Paramedics are en-route. A
switched-on passer-by calls Doug from Tori’s phone. Tori reflects. She’s re-built her reputation from the lowest of bases. Her contribution to society is so much greater than before the text message, her moment of madness, but she will always have blood on her hands.[Simply say, eg, “But Tori sees this as a way out – she has lost the will to live.”]
pacing down the road towards her. She does not want to live without him. Her heart is slowing. Her chin sinks to her chest. ‘When I wake...’ she thinks. It is for the reader to decide how they feel about her death. Now to Gerald. How will society react to his moment of madness? How will his life be affected? The transiency of our lives continues. [Too many unanswered questions, ones we don’t sufficiently care about because Gerald only just arrived.]
This is an example of a synopsis that would raise concerns for the agent or publisher because the story feels somewhat thin for the 103k words. We’re left with some questions which the synopsis should answer. (They may be answered wonderfully in the book but there's a doubt in the synopsis.)
There is sometimes too much detail (“Doug is pacing down the road towards her”) and yet this is a 103k novel, so what major plot elements have been omitted?
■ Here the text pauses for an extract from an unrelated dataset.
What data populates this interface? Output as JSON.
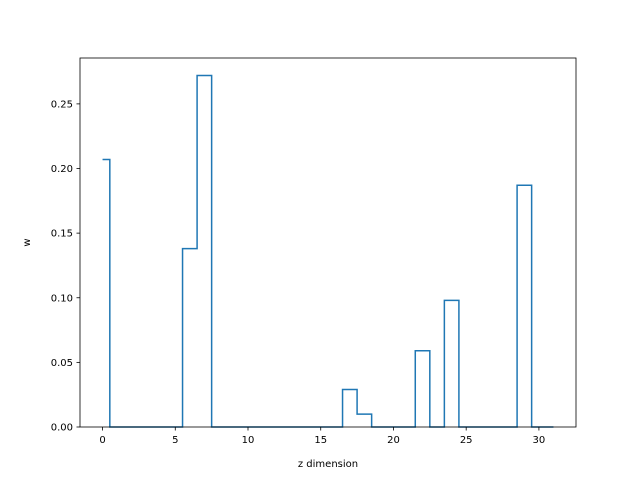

The knack is not in making a long or complex plot seem simple but in telling it succinctly, which are too different things. For example, “after several episodes in which x realises that y…” can cover fifty pages in half a sentence. The key is not in telling every episode but in making it clear that something has happened, something meaty and important.
Jackie, congratulations in getting this far. I would not have picked your synopsis if it was awful! There are some significant virtues: it reads quite elegantly and smoothly and is clearly expressed. I picked it because it had some examples of faults that could be identified and rectified. The main problem (I feel) is that it reads as being too thin. Assuming that you definitely have enough action and intrigue to fill 103k words, you need to give a sense of that.
Readers - your comments! Please bear in mind the genre. It's not a thriller so don't demand thriller content. Also, remember that we are judging the synopsis, not the book itself - though there may be aspects that cross-over.
Jackie, thank you! I'll let you know if I use it in the book and if you want to redraft your synopsis to show how you responded to our comments, that's great.